Plus tard, j'ai dû la ramener une fois de plus et il m'a dit : "Fais-le, qu'est-ce que tu en as à faire ?" Alors, je l'ai fait. J'ai été avec Wolfsohn la présenter en tant que directeur artistique, mais pas comme chanteur, j'avais honte. Et on est allés la présenter à Europe n°1, à Lucien Morisse. J'ai dit à ce dernier : "mais je vous connais Monsieur". Il a répondu que non. Mais si, je suis l'assistant de Wolfsohn, il arrive. Ils se connaissaient parfaitement et je poursuis en lui disant : "et en plus, vous avez écrit des paroles sur une de mes chansons 'Le temps de l'amour'". Il était très étonné. On lui fait donc écouter. Moi, je ne veux pas trop entendre, je reste à l'écart et on s'en va. Après, dans la voiture, Wolfsohn me dit : "Il a dit c'est vachement fort". Moi, je suis content, il ajoute : "Ce qu'il trouve fort, c'est le nom, c'est Jacques Dutronc parce que trouver un nom pareil, faut le faire". Je n'aurais pas pu l'inventer ça !

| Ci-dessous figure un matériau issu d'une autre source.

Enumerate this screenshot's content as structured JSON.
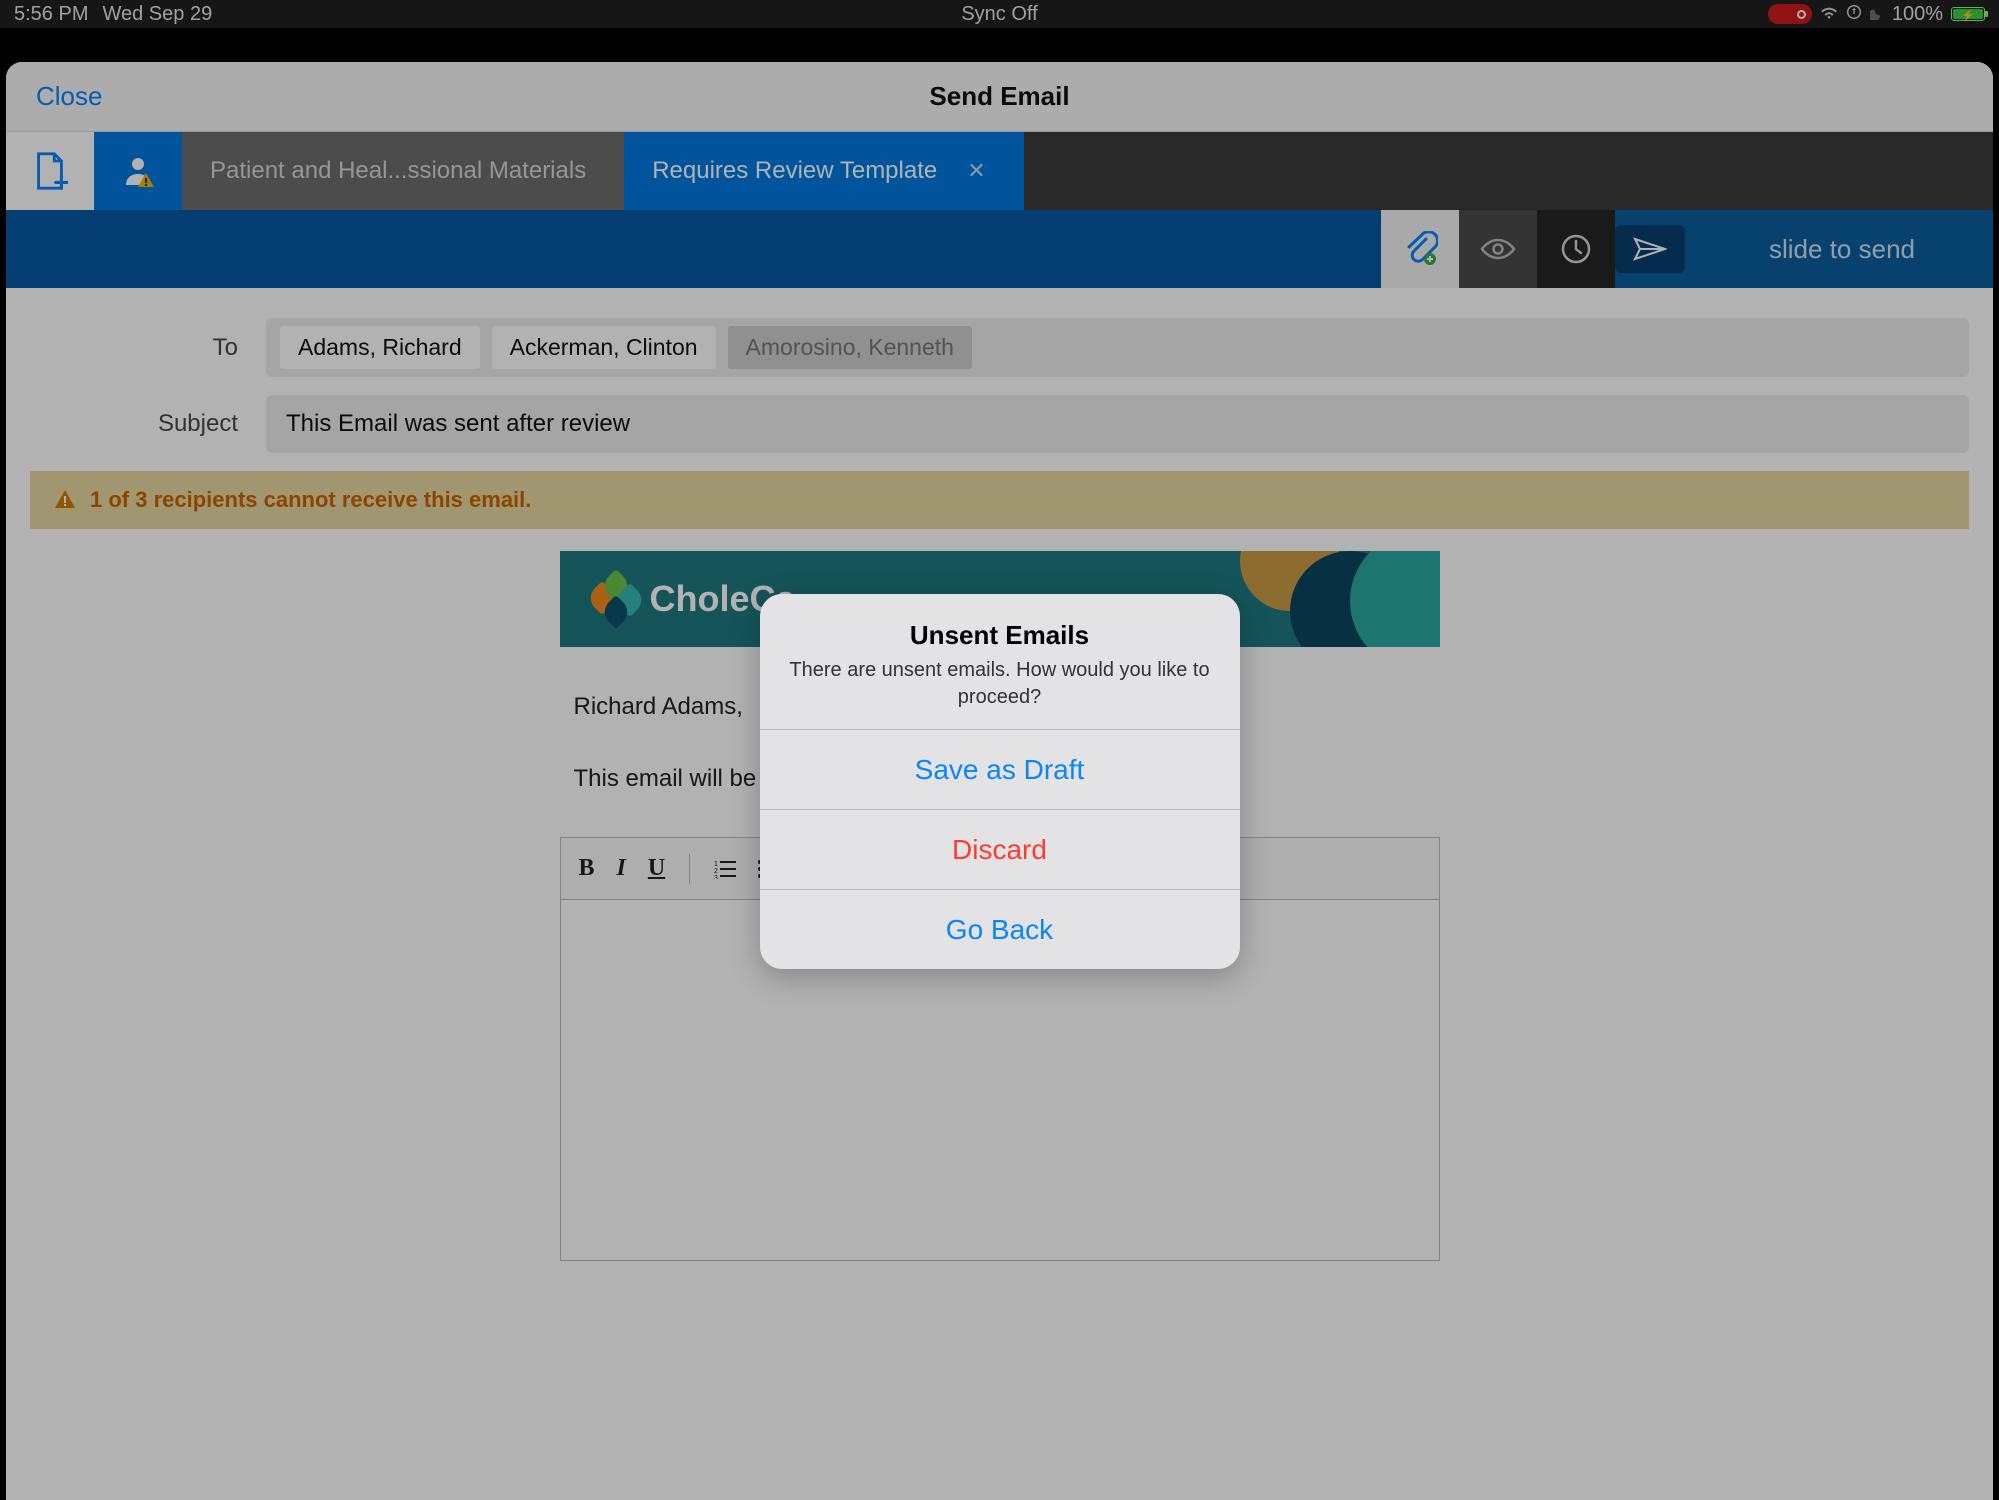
{
  "status": {
    "time": "5:56 PM",
    "date": "Wed Sep 29",
    "sync": "Sync Off",
    "battery": "100%"
  },
  "nav": {
    "close": "Close",
    "title": "Send Email"
  },
  "tabs": {
    "tab1": "Patient and Heal...ssional Materials",
    "tab2": "Requires Review Template"
  },
  "actionbar": {
    "slide_label": "slide to send"
  },
  "fields": {
    "to_label": "To",
    "recipients": {
      "r0": "Adams, Richard",
      "r1": "Ackerman, Clinton",
      "r2": "Amorosino, Kenneth"
    },
    "subject_label": "Subject",
    "subject_value": "This Email was sent after review"
  },
  "warning": "1 of 3 recipients cannot receive this email.",
  "banner": {
    "brand": "CholeCa"
  },
  "body": {
    "greeting": "Richard Adams,",
    "line1": "This email will be revie"
  },
  "modal": {
    "title": "Unsent Emails",
    "message": "There are unsent emails. How would you like to proceed?",
    "save": "Save as Draft",
    "discard": "Discard",
    "goback": "Go Back"
  }
}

Comment avez-vous vécu ce succès ?
J'étais content que ça marche pour tout le monde, pour l'édition, pour le fisc, tout ça. J'étais très content.
Ce succès a illuminé le visage de votre père. Il vous a dit : "Tu es devenu ce que j'aurais voulu être".
Ah oui, c'est ce qu'il m'a dit, c'est une jolie phrase. Mais bon, je ne vais pas dire ça à Thomas, pas encore.
Et moi, et moi et moi s'est vendu à trois millions d'exemplaires. Un peu plus tard, il y aura les Play-Boys avec 600 000 exemplaires.
Play-boys, c'est dans le vinyle, le 33 tours, Jacques Dutronc, que j'ai vendu à plus d'un million d'exemplaires. Je me souviens, j'ai remporté le prix de l'académie Charles-Cros et d'ailleurs la photo de la remise du disque d'or est incroyable, j’étais maquillé et le cadre est du style Louis XV avec des dorures. Et moi, immédiatement, je l'ai raconté 100 fois, mais enfin ça me fait encore marrer de le raconter. Disque d'or, je suis allé directement rue de Provence, je descends chez le bijoutier du coin et je lui dis : "alors ?" Il a pris son œilleton et m'a répondu : "C'est du jaune trompette, c'est de la pacotille". Alors je l'ai gardé.